BERNIE MIKLASZ WATCH: WHY ST. LOUIS CARES ABOUT THE NBA

Bernie was out for a week, so we let a few of his columns pile up. In this column, Bernie talks about why the St. Louis sports fan cares about the NBA finals, but manages to bring his ideas on developing NBA players to the table.

Don’t know where Bernie went and I don’t know if he had a good time, but he starts off his return column with this:

After four boring blowouts, the NBA Finals are suddenly packed with action, comebacks, drama, redemption, story lines. Not that anyone in St. Louis is watching, of course, but the Detroit Pistons and San Antonio Spurs are providing great theater, and this pulsating series will conclude with a Game 7 showdown tonight.

A week off and we get a TV listing? Geesh.

Bernie blows through a few statistics and then gets to the meat of the column:

The most interesting and debatable aspect of the deal was the mutual agreement to raise the minimum age for NBA players from 18 to 19. This means that most high schoolers won’t be able to jump directly into the NBA, unless they can doctor a birth certificate. They will ponder a few choices, including going to prep school for a year, playing college ball for a year or playing in the NBA’s developmental league.

Yep, this is true. The NBA has imposed an age limit on the league.

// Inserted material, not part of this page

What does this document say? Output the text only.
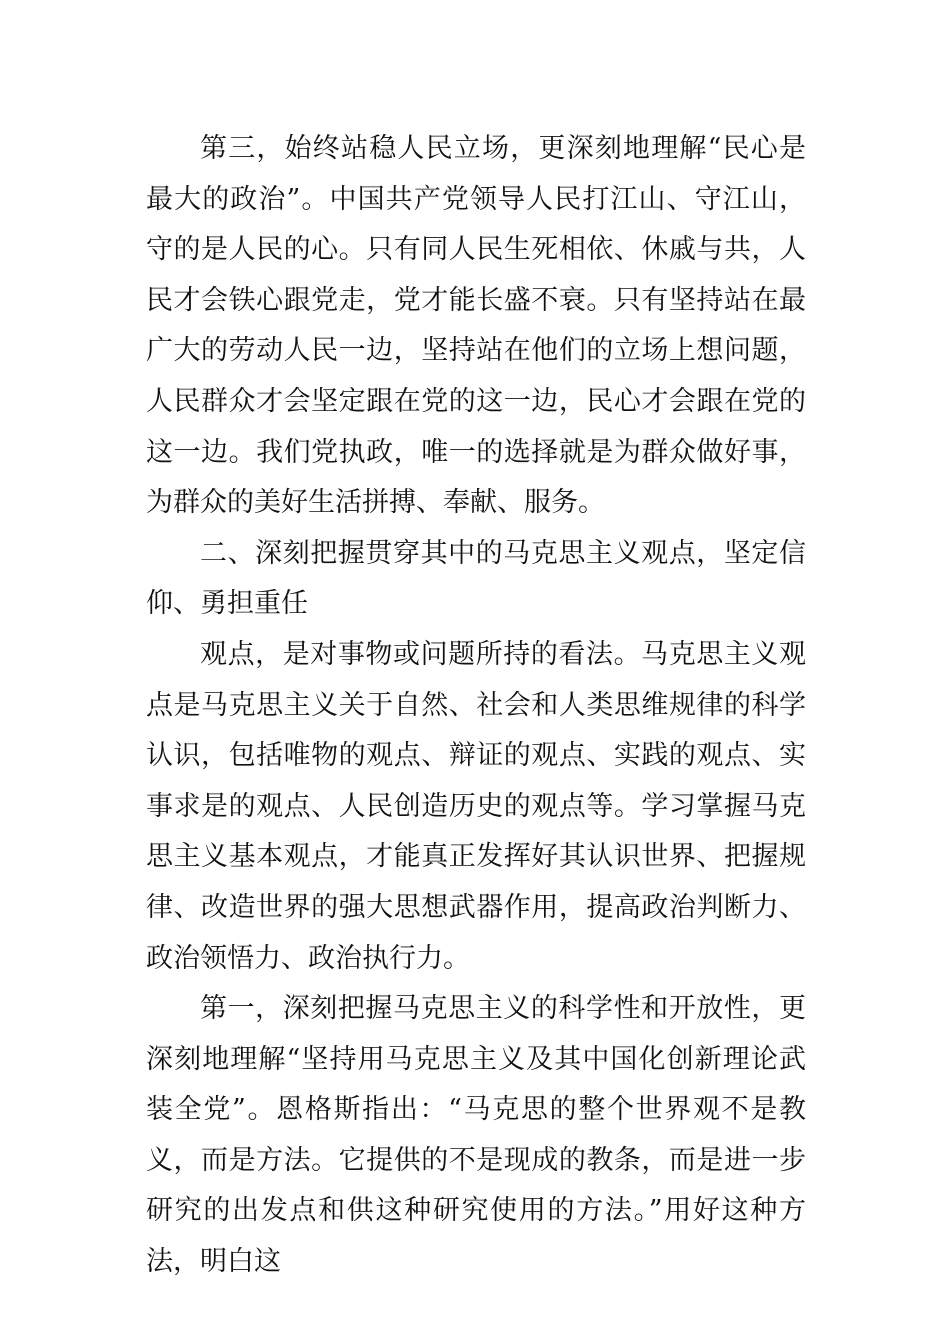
第三，始终站稳人民立场，更深刻地理解“民心是最大的政治”。中国共产党领导人民打江山、守江山，守的是人民的心。只有同人民生死相依、休戚与共，人民才会铁心跟党走，党才能长盛不衰。只有坚持站在最广大的劳动人民一边，坚持站在他们的立场上想问题，人民群众才会坚定跟在党的这一边，民心才会跟在党的这一边。我们党执政，唯一的选择就是为群众做好事，为群众的美好生活拼搏、奉献、服务。

二、深刻把握贯穿其中的马克思主义观点，坚定信仰、勇担重任

观点，是对事物或问题所持的看法。马克思主义观点是马克思主义关于自然、社会和人类思维规律的科学认识，包括唯物的观点、辩证的观点、实践的观点、实事求是的观点、人民创造历史的观点等。学习掌握马克思主义基本观点，才能真正发挥好其认识世界、把握规律、改造世界的强大思想武器作用，提高政治判断力、政治领悟力、政治执行力。

第一，深刻把握马克思主义的科学性和开放性，更深刻地理解“坚持用马克思主义及其中国化创新理论武装全党”。恩格斯指出：“马克思的整个世界观不是教义，而是方法。它提供的不是现成的教条，而是进一步研究的出发点和供这种研究使用的方法。”用好这种方法，明白这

If you happen to be a high school phenom, like Lebron James, and you can make yourself and the NBA millions of dollars, the NBA doesn’t want you.

Bernie says there are alternatives to playing in the NBA and wraps up that thought process with this:

Just because a prodigy, 18, must delay his entry into the NBA for a year, I see no need to enlist Amnesty International. If the kid can play, he will eventually make those millions.

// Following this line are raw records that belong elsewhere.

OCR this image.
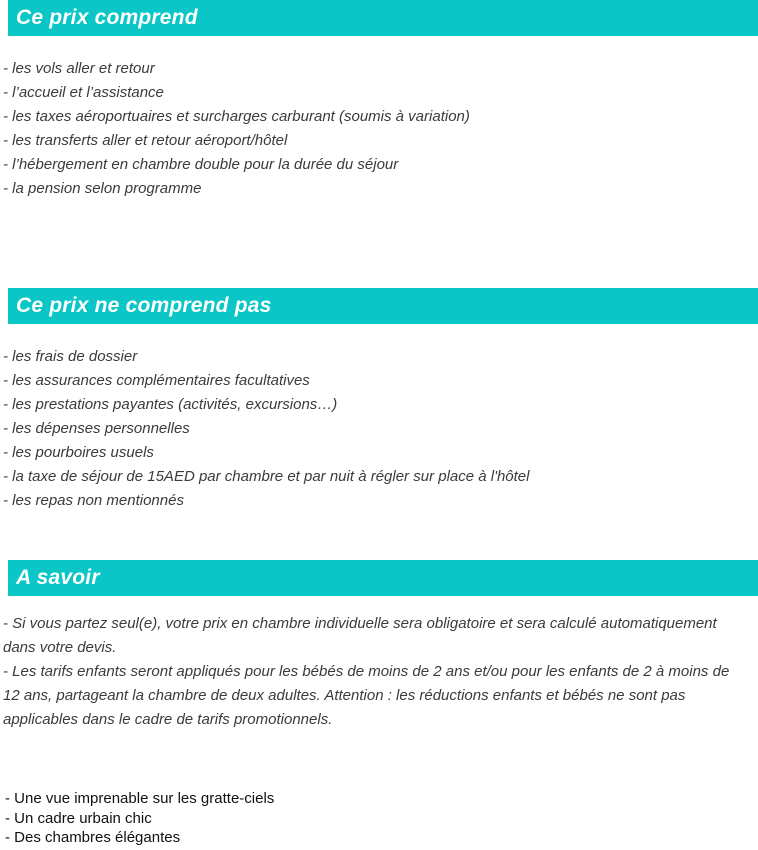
Ce prix comprend
- les vols aller et retour
- l’accueil et l’assistance
- les taxes aéroportuaires et surcharges carburant (soumis à variation)
- les transferts aller et retour aéroport/hôtel
- l’hébergement en chambre double pour la durée du séjour
- la pension selon programme
Ce prix ne comprend pas
- les frais de dossier
- les assurances complémentaires facultatives
- les prestations payantes (activités, excursions…)
- les dépenses personnelles
- les pourboires usuels
- la taxe de séjour de 15AED par chambre et par nuit à régler sur place à l'hôtel
- les repas non mentionnés
A savoir

- Si vous partez seul(e), votre prix en chambre individuelle sera obligatoire et sera calculé automatiquement dans votre devis.

- Les tarifs enfants seront appliqués pour les bébés de moins de 2 ans et/ou pour les enfants de 2 à moins de 12 ans, partageant la chambre de deux adultes. Attention : les réductions enfants et bébés ne sont pas applicables dans le cadre de tarifs promotionnels.

- Une vue imprenable sur les gratte-ciels
- Un cadre urbain chic
- Des chambres élégantes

Well, yeah, but what happens if he is injured playing the NBA development league or another pro league? Those millions go the way of the Laker’s playoff hopes next year.

Even though the column is entitled, “NBA is exciting this week, even for St. Louisans,” Bernie doesn’t talk about St. Louis until the last two paragraphs. For those keeping score at home, that’s two paragraphs out of fourteen:

On this spot of the long-forgotten NBA hardwood floor, we watch the NBA Finals with a twinge of sadness. We realize that writing an NBA column in St. Louis is like writing a column in Sanskrit. And with Bill Laurie evacuating the Savvis Center, our town’s longshot chance of luring an NBA team is even more remote.

As the years go by, we’ll make do with memories of Bob Pettit, Lenny Wilkens … or perhaps some Marvin Barnes nostalgia for comic relief.

I don’t begrudge Bernie’s platform for talking about his NBA views, but come on. Don’t tease the readers with a headline that has nothing to do with the column. If you bust out a headline like that you better talk about a local angle or the chances of St. Louis getting an NBA team.